Свою прежнюю жизнь Авсеенков пересмотрел и понял, что давно растерял идеи, и их заменили приказы, стандартные прописные истины и циркуляры. Связь с живым народом, массой людей он утерял, доклады и газетные статьи – вот что заменило ему живого человека.
Соприкасаясь с заключенными, увидел Авсеенков жизнь подлинную, невыдуманную, настоящую. К о. Арсению тянулся Авсеенков, необычное отношение ко всем без различия людям, сердечность, доброта, постоянно оказываемая всем помощь в любых ее формах и, как теперь он узнал, глубокая интеллигентность и образованность покорили его.
Беспредельная вера в Бога, постоянная молитва вначале отталкивали его от о. Арсения, но в то же время что-то необъяснимо притягивало его.
С о. Арсением чувствовал он себя хорошо, трудности, тоска, лагерный гнет сглаживались. Почему? Он не понимал.
Сазиков Иван Александрович оказался старым известным уголовником. Был он человек властный, жесткий, уголовную братию знал хорошо и вскоре подчинил себе весь барак и, конечно, установил связь со всеми уголовниками лагеря. Слово его было законом, боялись его, но в дела барака вмешивался он мало и как бы стороной.
В первые месяцы после своего выздоровления отдалился он от о. Арсения и вроде бы замечать не стал, но, повредив как-то себе сильно ногу, пролежал пять дней в бараке, рана стала загнивать, и создалась опасность потери ноги. Освобождение продолжали давать, но положение не улучшилось, и вторично выходил Сазикова о. Арсений.
Попробовал Сазиков дать о. Арсению подачку, но о. Арсений, улыбнувшись, сказал: «Не ради вознаграждения Вам делаю, а ради Вас – человека, ради Вас самого».
Помягчал Сазиков к о. Арсению, мимоходом вроде бы и о своей жизни рассказывал, а однажды вдруг сказал: «Не верю я людям, а попам, говорят, и совсем верить нельзя, а Вам, Петр Андреевич, верю. Не продадите. В Боге своем живете, добро делаете не для своей выгоды, а ради людей. Мать у меня такая же была!» Сказал и пошел.
Записано по воспоминаниям Авсеенкова Александра
Павловича, рассказам Сазикова Ивана Александровича
и ряда других людей, бывших в то время в лагере.
«ПРЕКРАТИТЕ СИЕ»
Холода стояли страшные, заключенные сильно мерзли на работах, обмораживались, приходя в барак после работы, буквально валились с ног. Умирало много, барак постоянно обновлялся.
Трудно было всем, но особенно доставалось политическим. Все вставали, уходили на работу и приходили с работы озлобленные и вечно голодные, а тут еще при раздаче хлеба уголовники два дня подряд отнимали у политических весь паек. На второй день к вечеру, после кражи и после закрытия барака, произошла в бараке драка не на жизнь, а на смерть между уголовниками и политическими из-за хлеба.

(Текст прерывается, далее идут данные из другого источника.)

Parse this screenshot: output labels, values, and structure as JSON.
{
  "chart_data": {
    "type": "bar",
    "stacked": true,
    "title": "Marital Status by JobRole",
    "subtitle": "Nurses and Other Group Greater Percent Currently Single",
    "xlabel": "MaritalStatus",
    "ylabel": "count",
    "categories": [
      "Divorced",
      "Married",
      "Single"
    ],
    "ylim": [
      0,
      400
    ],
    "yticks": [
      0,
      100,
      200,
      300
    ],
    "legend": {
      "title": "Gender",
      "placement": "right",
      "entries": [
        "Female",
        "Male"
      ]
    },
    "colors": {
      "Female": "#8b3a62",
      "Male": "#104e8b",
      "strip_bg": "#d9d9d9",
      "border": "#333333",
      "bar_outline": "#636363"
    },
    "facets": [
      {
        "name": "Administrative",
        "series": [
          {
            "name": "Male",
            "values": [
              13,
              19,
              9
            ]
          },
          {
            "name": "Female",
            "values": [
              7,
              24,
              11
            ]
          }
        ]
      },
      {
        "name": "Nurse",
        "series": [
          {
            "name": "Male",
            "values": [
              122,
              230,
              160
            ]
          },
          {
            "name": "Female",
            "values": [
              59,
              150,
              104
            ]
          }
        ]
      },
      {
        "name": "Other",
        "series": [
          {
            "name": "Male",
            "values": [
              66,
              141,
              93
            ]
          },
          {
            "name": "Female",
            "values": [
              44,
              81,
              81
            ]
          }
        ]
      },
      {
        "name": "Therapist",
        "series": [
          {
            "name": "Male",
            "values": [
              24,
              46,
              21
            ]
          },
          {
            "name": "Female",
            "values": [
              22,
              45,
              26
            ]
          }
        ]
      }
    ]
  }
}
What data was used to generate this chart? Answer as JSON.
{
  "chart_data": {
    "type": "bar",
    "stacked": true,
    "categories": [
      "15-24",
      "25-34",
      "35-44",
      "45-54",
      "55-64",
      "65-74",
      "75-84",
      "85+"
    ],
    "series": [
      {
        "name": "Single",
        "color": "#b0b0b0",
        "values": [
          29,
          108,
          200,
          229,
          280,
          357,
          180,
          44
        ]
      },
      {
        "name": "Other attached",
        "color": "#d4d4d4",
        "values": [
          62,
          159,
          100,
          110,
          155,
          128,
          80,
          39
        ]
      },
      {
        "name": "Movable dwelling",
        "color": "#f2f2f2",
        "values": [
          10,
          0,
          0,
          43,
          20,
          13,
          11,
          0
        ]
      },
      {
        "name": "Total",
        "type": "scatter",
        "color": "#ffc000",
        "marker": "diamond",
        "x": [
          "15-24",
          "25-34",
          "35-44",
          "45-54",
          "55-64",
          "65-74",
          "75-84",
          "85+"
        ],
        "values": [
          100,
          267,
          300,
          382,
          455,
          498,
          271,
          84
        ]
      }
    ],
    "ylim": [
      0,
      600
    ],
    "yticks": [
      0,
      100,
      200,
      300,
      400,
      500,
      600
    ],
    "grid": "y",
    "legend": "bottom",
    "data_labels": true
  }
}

Во главе политических встал Авсеенков, несколько бывших военных и человек пять из интеллигенции, а у уголовников – Иван Карий, отпетый бандит, хулиган и многократный убийца. В лагере убил не одного человека, любил играть в карты на жизнь человеческую. Политические требуют справедливости и порядка, а уголовники со смехом отвечают: «Брали и брать будем». Прекрасно понимая, что лагерная администрация не встанет на защиту политических, а молчаливо одобряет эти кражи.
Сперва началась кулачная драка, а потом в ход пошли поленья, а некоторые уголовники достали ножи. В лагере они запрещались, их постоянно искали, беспрерывно обыскивали заключенных, но почти никогда ножи не находили.
Порезали одного военного, нескольким политическим тяжело повредили головы. Уголовники действуют сообща, а основная масса политических только кричит, боясь помочь своим.
Уголовники бьют жестоко, одолевают политических, кругом льется кровь. Отец Арсений бросился к Сазикову и стал просить: «Помогите! Помогите, Иван Александрович! Режут людей. Кровь кругом. Господом Богом прошу Вас, остановите! Вас послушают!»
Сазиков засмеялся и сказал: «Меня-то послушают, ты вот своим Богом помоги! Смотри! Твоего Авсеенкова Иван Карий сейчас прирежет. Двоих-то уже уложил. Бог твой, поп, ух как далек!»
Смотрит о. Арсений – кровь на людях, крики, ругань, стоны, и так все это душу переполнило болью за страдания людей, что, подняв руки свои, он пошел в самую гущу свалки и голосом ясным и громким сказал: «Именем Господа повелеваю – прекратите сие. Уймитесь!» И положив на всех крестное знамение, тихо произнес: «Помогите раненым», – и пошел к своим нарам.